Methods. Four patients with refractory AO (2 males and 2 females, aged 31–72) were treated with local injections of BoNTA to the painful area. BoNTA was injected at various sites into the gums, and two patients had additional injections in the hard palate or the upper lip. The total dose of BoNTA for each procedure was 15–30 U, and the total number of injection points was 6–12. The follow-up ranged from 6 to 20 months. Two patients received two cycles of BoNTA, while the remaining patients received three and five cycles each, respectively.

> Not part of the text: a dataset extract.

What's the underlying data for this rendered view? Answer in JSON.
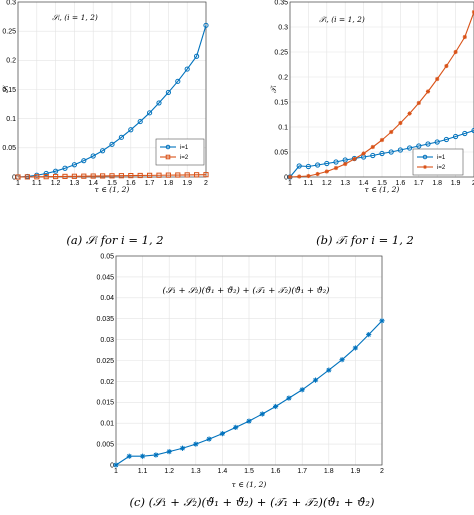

Results. All patients obtained significant relief with complete or almost complete reduction of pain. The analgesic effect was apparent after a latency period of 3–14 days, and the effect persisted for 2–6 months. There were no adverse events reported from any of the interventions.

Conclusions. The responses to BoNTA injections in this series agree with those previously observed in neuropathic pain. BoNTA injections may be a safe and effective option for the treatment of AO.